One feature that stood out for me is the translation function, which is very reminiscent of Star Trek’s “universal translator.” The device (once enabled with a tap) listens and detects a foreign language being spoken, then plays the translation. It also works in the opposite direction. This would be a killer feature if it works seamlessly—I would take the device along when traveling to places where I don’t speak the language. Of course, it would require T-Mobile, Humane’s connectivity partner, to have a strong signal there.

There are two downsides to the device. First, it’s the first-generation of a product, and clearly has some rough edges, based on early reviews. One YouTube video is titled “When the Humane AI Pin works, it’s great. But there are some very obvious things it can’t do well” (tinyurl.com/2vbwfsb6). Of course, generally availability of the product just happened in April, so some growing pains are to be expected. And it’s a whole new product category, not just a better Blackberry (remember those?) like the iPhone. Unfortunately, shipping a consumer product with too many rough edges is a great way to kill any chance of success in the marketplace. You want early adopters to rave about the product (as people did with the first iPhone) even if it has some flaws (no cut-and-paste capability or support for multimedia texts).

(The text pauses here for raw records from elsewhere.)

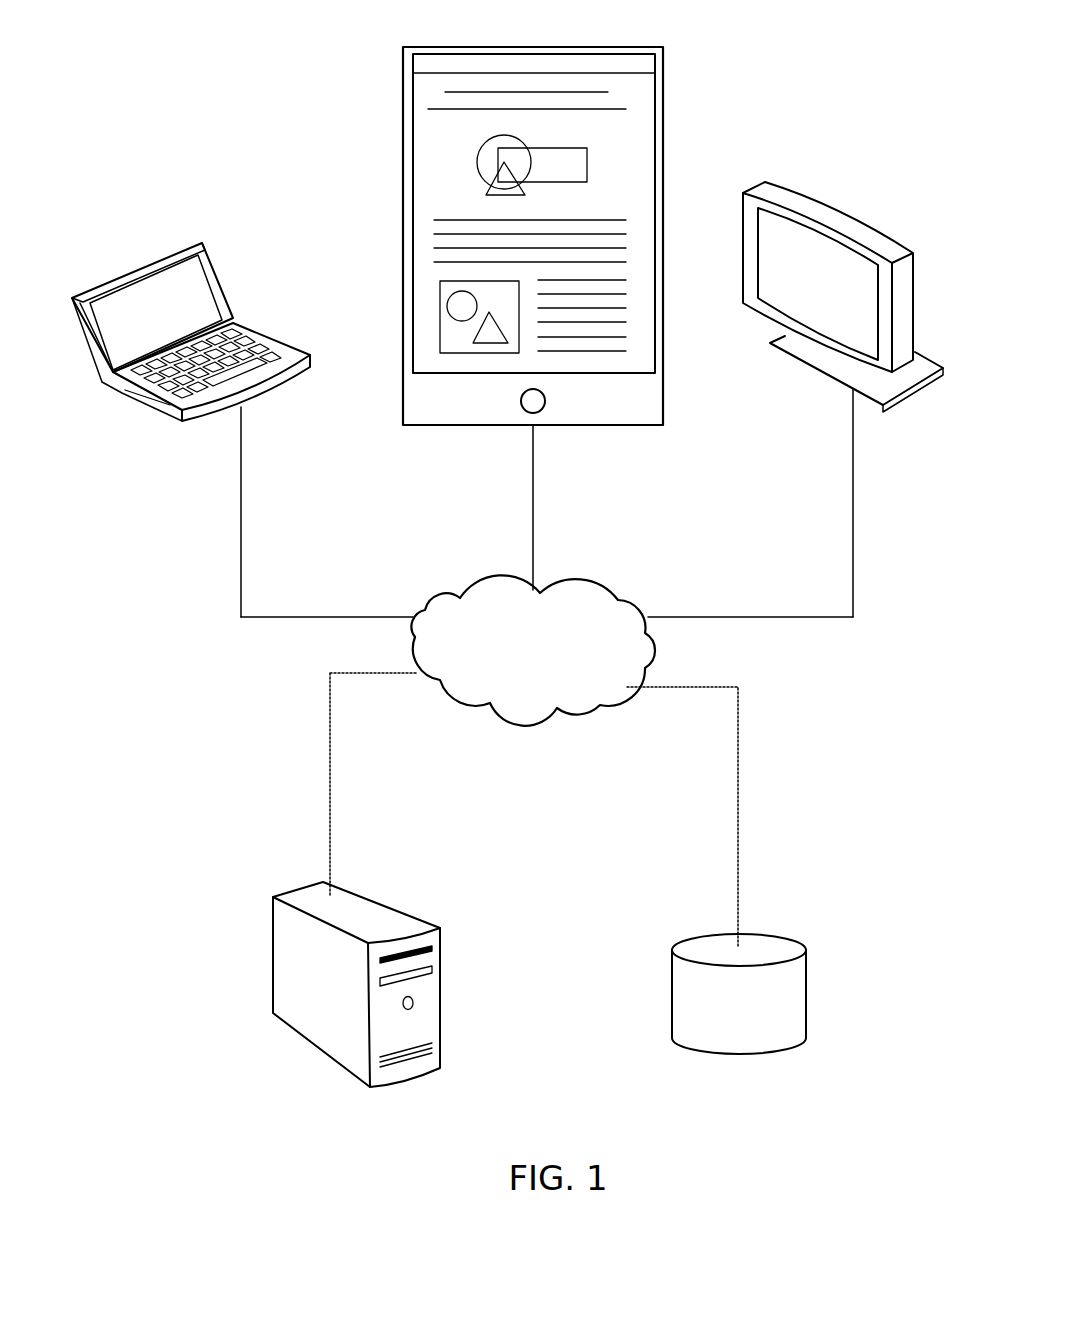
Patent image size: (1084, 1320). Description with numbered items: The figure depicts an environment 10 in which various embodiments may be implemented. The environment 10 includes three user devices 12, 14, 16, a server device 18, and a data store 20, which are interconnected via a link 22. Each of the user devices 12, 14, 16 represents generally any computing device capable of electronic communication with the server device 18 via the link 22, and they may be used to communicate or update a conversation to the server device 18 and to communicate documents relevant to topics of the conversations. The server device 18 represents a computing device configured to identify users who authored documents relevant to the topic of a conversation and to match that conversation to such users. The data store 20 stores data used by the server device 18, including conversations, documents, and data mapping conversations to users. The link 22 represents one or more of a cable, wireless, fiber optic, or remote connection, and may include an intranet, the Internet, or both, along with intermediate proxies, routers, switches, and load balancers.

The environment 10 is at (165, 140).
The user device 12 is at (468, 425).
The user device 14 is at (202, 243).
The user device 16 is at (852, 208).
The server device 18 is at (365, 902).
The data store 20 is at (768, 948).
The link 22 is at (595, 580).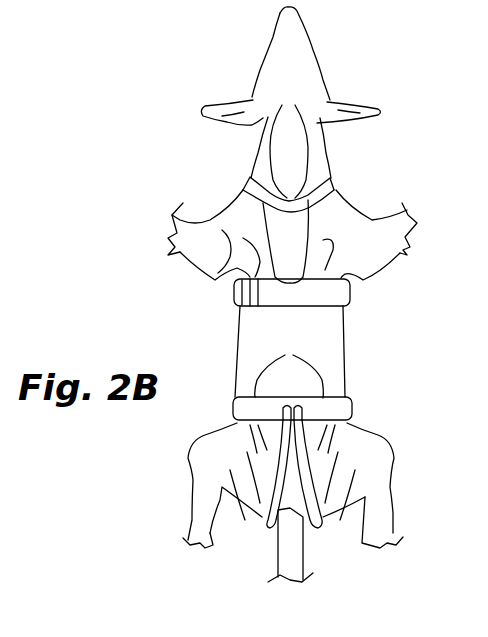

More importantly, the Pin cannot be used at all without a $24 a month subscription, although that does include connectivity, which the device requires to be of any use. Since the Ai Pin doesn’t fully replace the functions of your existing smartphone, that’s just another addition to the death-by-subscription model that modern life seems to force upon us.

For now, I’ll stick with my smartphone, and hope that AI will make Siri a little more useful.